Since each $\lambda_i$ is real, $A-\lambda_iI$ is a real matrix and $\vert A-\lambda_iI\vert=0$ cause $\lambda_i$ is an eigenvalue. So, the real matrix equation
\[(A-\lambda_iI)\boldsymbol{x} = \boldsymbol{0}\]has nonzero real solutions $\boldsymbol{x}$ [8], i.e., there are real eigenvectors for eigenvalue $\lambda_i$.
Eigenvectors corresponding to different eigenvalues of a real symmetric matrix are orthogonal.
Theorem-2: Eigenvectors corresponding to different eigenvalues of a real symmetric matrix are orthogonal [1, 2].
Proof: Supposed that $x_1$ and $x_2$ is two eigenvectors of a real symmetric matrix, and corresponding different eigenvalues are $\lambda_1$ and $\lambda_2$, i.e., \(\begin{split} Ax_1=\lambda_1x_1\\ Ax_2=\lambda_2x_2\\ \end{split}\)
where
\[\lambda_1\ne\lambda_2\]then we have:
\[\textcolor{red}{x_2^TAx_1}=x_2^T\lambda_1x_1=\textcolor{red}{\lambda_1x_2^Tx_1}\label{eq1}\]due to that $x_2^Tx_1$ is a scalar, therefore $x_2^TAx_1$ is a scalar as well, so we have:
\[\textcolor{red}{x_2^TAx_1}=(x_2^TAx_1)^T=x_1^TA^Tx_2=x_1^TAx_2=x_1^T\lambda_2x_2=\lambda_2(x_1^Tx_2)=\textcolor{red}{\lambda_2x_2^Tx_1}\label{eq2}\]N.B., If $a$ is a scalar, $a^T=a$ always holds.

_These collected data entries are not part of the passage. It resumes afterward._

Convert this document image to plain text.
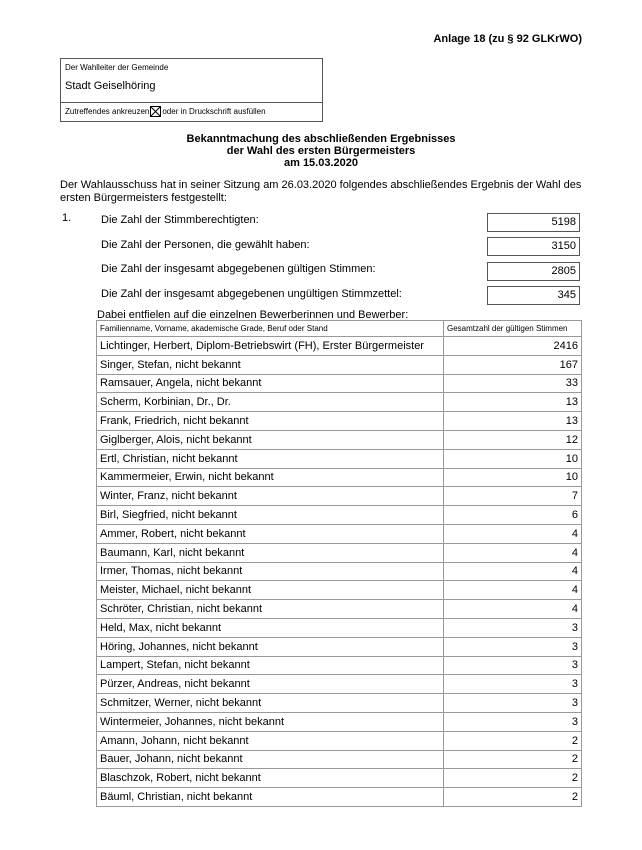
Anlage 18 (zu § 92 GLKrWO)
Der Wahlleiter der Gemeinde
Stadt Geiselhöring
Zutreffendes ankreuzen oder in Druckschrift ausfüllen
Bekanntmachung des abschließenden Ergebnisses
der Wahl des ersten Bürgermeisters
am 15.03.2020
Der Wahlausschuss hat in seiner Sitzung am 26.03.2020 folgendes abschließendes Ergebnis der Wahl des ersten Bürgermeisters festgestellt:
1.	Die Zahl der Stimmberechtigten:	5198
Die Zahl der Personen, die gewählt haben:	3150
Die Zahl der insgesamt abgegebenen gültigen Stimmen:	2805
Die Zahl der insgesamt abgegebenen ungültigen Stimmzettel:	345
Dabei entfielen auf die einzelnen Bewerberinnen und Bewerber:
Familienname, Vorname, akademische Grade, Beruf oder Stand	Gesamtzahl der gültigen Stimmen
Lichtinger, Herbert, Diplom-Betriebswirt (FH), Erster Bürgermeister	2416
Singer, Stefan, nicht bekannt	167
Ramsauer, Angela, nicht bekannt	33
Scherm, Korbinian, Dr., Dr.	13
Frank, Friedrich, nicht bekannt	13
Giglberger, Alois, nicht bekannt	12
Ertl, Christian, nicht bekannt	10
Kammermeier, Erwin, nicht bekannt	10
Winter, Franz, nicht bekannt	7
Birl, Siegfried, nicht bekannt	6
Ammer, Robert, nicht bekannt	4
Baumann, Karl, nicht bekannt	4
Irmer, Thomas, nicht bekannt	4
Meister, Michael, nicht bekannt	4
Schröter, Christian, nicht bekannt	4
Held, Max, nicht bekannt	3
Höring, Johannes, nicht bekannt	3
Lampert, Stefan, nicht bekannt	3
Pürzer, Andreas, nicht bekannt	3
Schmitzer, Werner, nicht bekannt	3
Wintermeier, Johannes, nicht bekannt	3
Amann, Johann, nicht bekannt	2
Bauer, Johann, nicht bekannt	2
Blaschzok, Robert, nicht bekannt	2
Bäuml, Christian, nicht bekannt	2
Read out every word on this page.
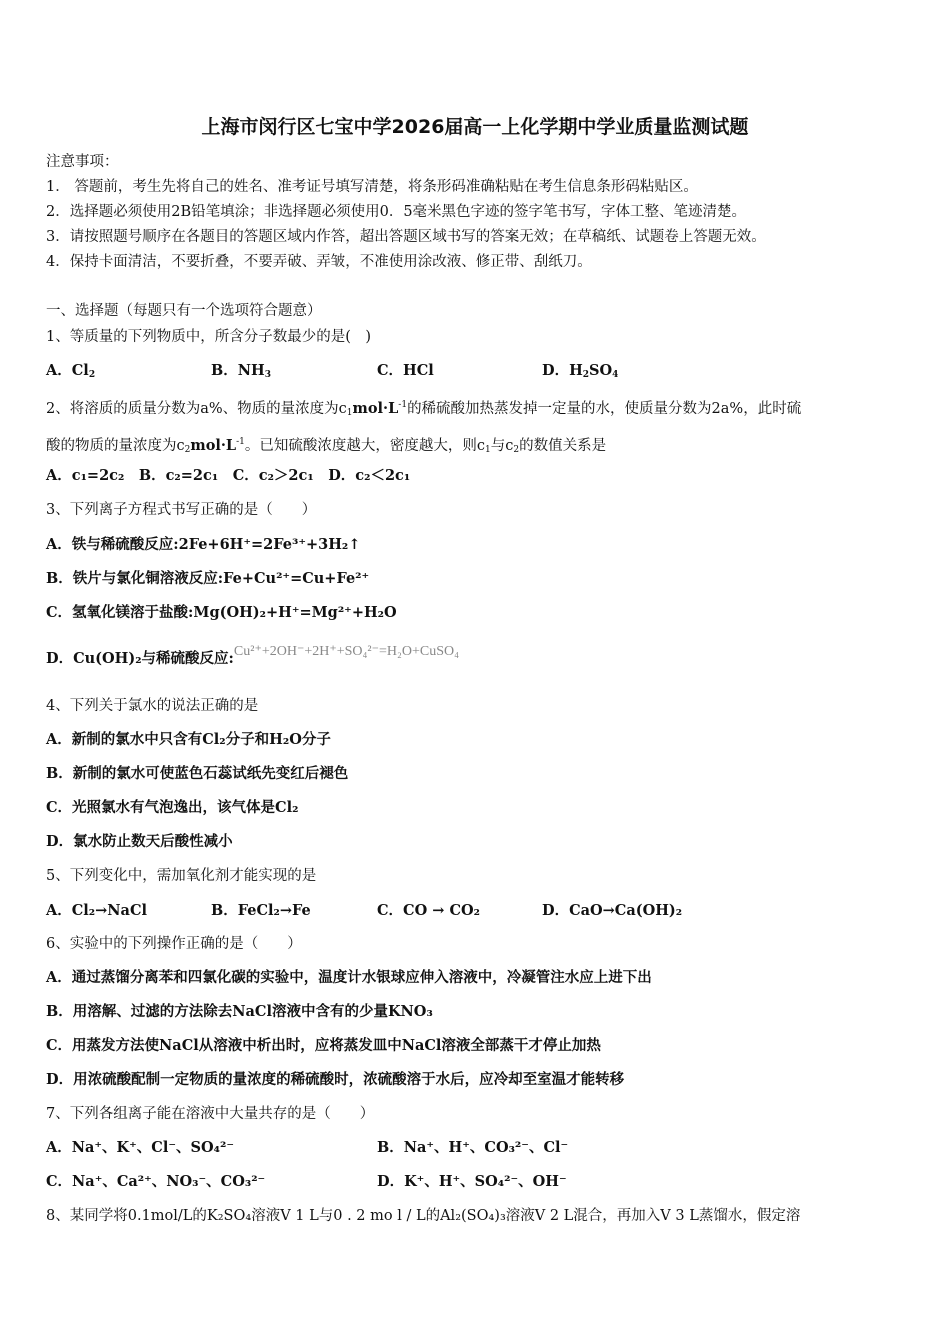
上海市闵行区七宝中学2026届高一上化学期中学业质量监测试题
注意事项：
1． 答题前，考生先将自己的姓名、准考证号填写清楚，将条形码准确粘贴在考生信息条形码粘贴区。
2．选择题必须使用2B铅笔填涂；非选择题必须使用0．5毫米黑色字迹的签字笔书写，字体工整、笔迹清楚。
3．请按照题号顺序在各题目的答题区域内作答，超出答题区域书写的答案无效；在草稿纸、试题卷上答题无效。
4．保持卡面清洁，不要折叠，不要弄破、弄皱，不准使用涂改液、修正带、刮纸刀。
一、选择题（每题只有一个选项符合题意）
1、等质量的下列物质中，所含分子数最少的是(　)
A．$Cl_2$	B．$NH_3$	C．HCl	D．$H_2SO_4$
2、将溶质的质量分数为a%、物质的量浓度为$c_1mol\cdot L^{-1}$的稀硫酸加热蒸发掉一定量的水，使质量分数为2a%，此时硫
酸的物质的量浓度为$c_2mol\cdot L^{-1}$。已知硫酸浓度越大，密度越大，则$c_1$与$c_2$的数值关系是
A．c₁=2c₂　B．c₂=2c₁　C．c₂＞2c₁　D．c₂＜2c₁
3、下列离子方程式书写正确的是（　　）
A．铁与稀硫酸反应:2Fe+6H⁺=2Fe³⁺+3H₂↑
B．铁片与氯化铜溶液反应:Fe+Cu²⁺=Cu+Fe²⁺
C．氢氧化镁溶于盐酸:Mg(OH)₂+H⁺=Mg²⁺+H₂O
D．Cu(OH)₂与稀硫酸反应:Cu²⁺+2OH⁻+2H⁺+SO₄²⁻=H₂O+CuSO₄
4、下列关于氯水的说法正确的是
A．新制的氯水中只含有Cl₂分子和H₂O分子
B．新制的氯水可使蓝色石蕊试纸先变红后褪色
C．光照氯水有气泡逸出，该气体是Cl₂
D．氯水防止数天后酸性减小
5、下列变化中，需加氧化剂才能实现的是
A．Cl₂→NaCl	B．FeCl₂→Fe	C．CO → CO₂	D．CaO→Ca(OH)₂
6、实验中的下列操作正确的是（　　）
A．通过蒸馏分离苯和四氯化碳的实验中，温度计水银球应伸入溶液中，冷凝管注水应上进下出
B．用溶解、过滤的方法除去NaCl溶液中含有的少量KNO₃
C．用蒸发方法使NaCl从溶液中析出时，应将蒸发皿中NaCl溶液全部蒸干才停止加热
D．用浓硫酸配制一定物质的量浓度的稀硫酸时，浓硫酸溶于水后，应冷却至室温才能转移
7、下列各组离子能在溶液中大量共存的是（　　）
A．Na⁺、K⁺、Cl⁻、SO₄²⁻	B．Na⁺、H⁺、CO₃²⁻、Cl⁻
C．Na⁺、Ca²⁺、NO₃⁻、CO₃²⁻	D．K⁺、H⁺、SO₄²⁻、OH⁻
8、某同学将0.1mol/L的K₂SO₄溶液V 1 L与0 . 2 mo l / L的Al₂(SO₄)₃溶液V 2 L混合，再加入V 3 L蒸馏水，假定溶
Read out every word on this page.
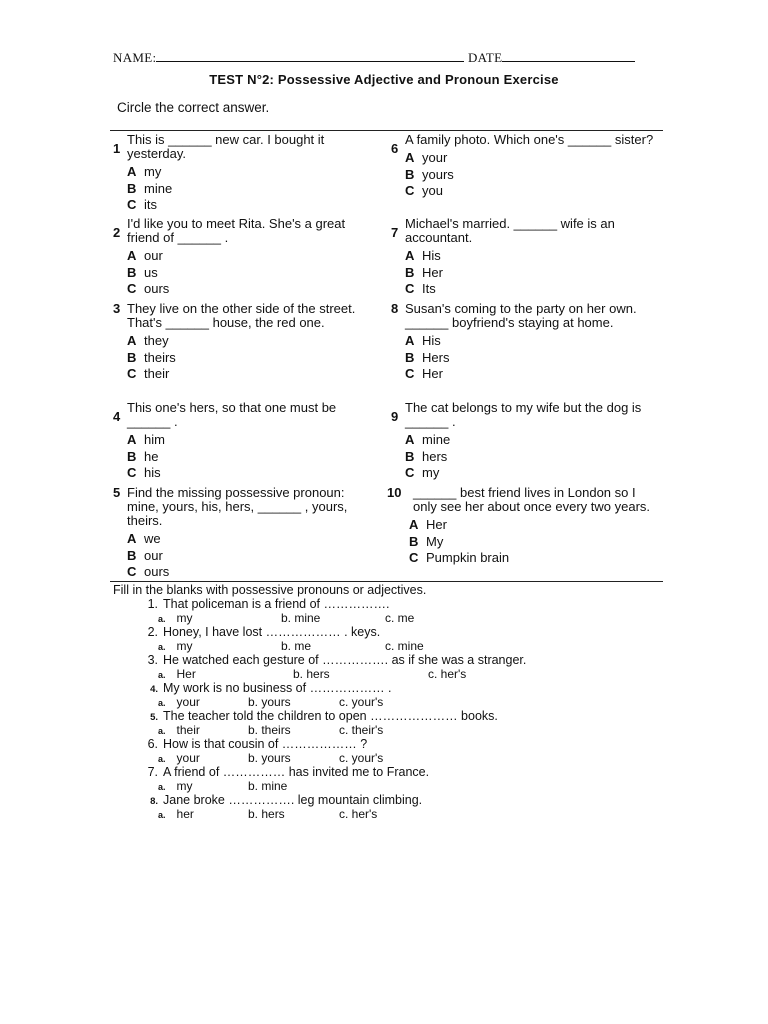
NAME:	DATE
TEST N°2: Possessive Adjective and Pronoun Exercise
Circle the correct answer.
1
This is ______ new car. I bought it yesterday.
A my
B mine
C its
6
A family photo. Which one's ______ sister?
A your
B yours
C you
2
I'd like you to meet Rita. She's a great friend of ______ .
A our
B us
C ours
7
Michael's married. ______ wife is an accountant.
A His
B Her
C Its
3 They live on the other side of the street. That's ______ house, the red one.
A they
B theirs
C their
8 Susan's coming to the party on her own. ______ boyfriend's staying at home.
A His
B Hers
C Her
4
This one's hers, so that one must be ______ .
A him
B he
C his
9
The cat belongs to my wife but the dog is ______ .
A mine
B hers
C my
5 Find the missing possessive pronoun: mine, yours, his, hers, ______ , yours, theirs.
A we
B our
C ours
10 ______ best friend lives in London so I only see her about once every two years.
A Her
B My
C Pumpkin brain
Fill in the blanks with possessive pronouns or adjectives.
1. That policeman is a friend of …………….
a. my	b. mine	c. me
2. Honey, I have lost ……………… . keys.
a. my	b. me	c. mine
3. He watched each gesture of ……………. as if she was a stranger.
a. Her	b. hers	c. her's
4. My work is no business of ……………… .
a. your	b. yours	c. your's
5. The teacher told the children to open ………………… books.
a. their	b. theirs	c. their's
6. How is that cousin of ……………… ?
a. your	b. yours	c. your's
7. A friend of …………… has invited me to France.
a. my	b. mine
8. Jane broke ……………. leg mountain climbing.
a. her	b. hers	c. her's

According $\eqref{eq1}$ and $\eqref{eq2}$, we have:
\[\lambda_1x_2^Tx_1=\lambda_2x_2^Tx_1\]Cause $\lambda_1\ne\lambda_2$, so we have:
\[x_2^Tx_1=0\]that is $x_2$ and $x_1$ is orthogonal.
Q.E.D.
References
[1] 对称矩阵 特征向量正交 - 知乎.
[3] Some Properties of Eigenvalues and Eigenvectors - What a starry night~.
[4] Hermitian Matrix - What a starry night~.
[5] Orthogonally Diagonalizable Matrices.
[6] Fundamental theorem of algebra - Wikipedia.
[7] Fundamental Theorem of Algebra - What a starry night~.
[8] Determination of Solutions for Linear Equations - What a starry night~.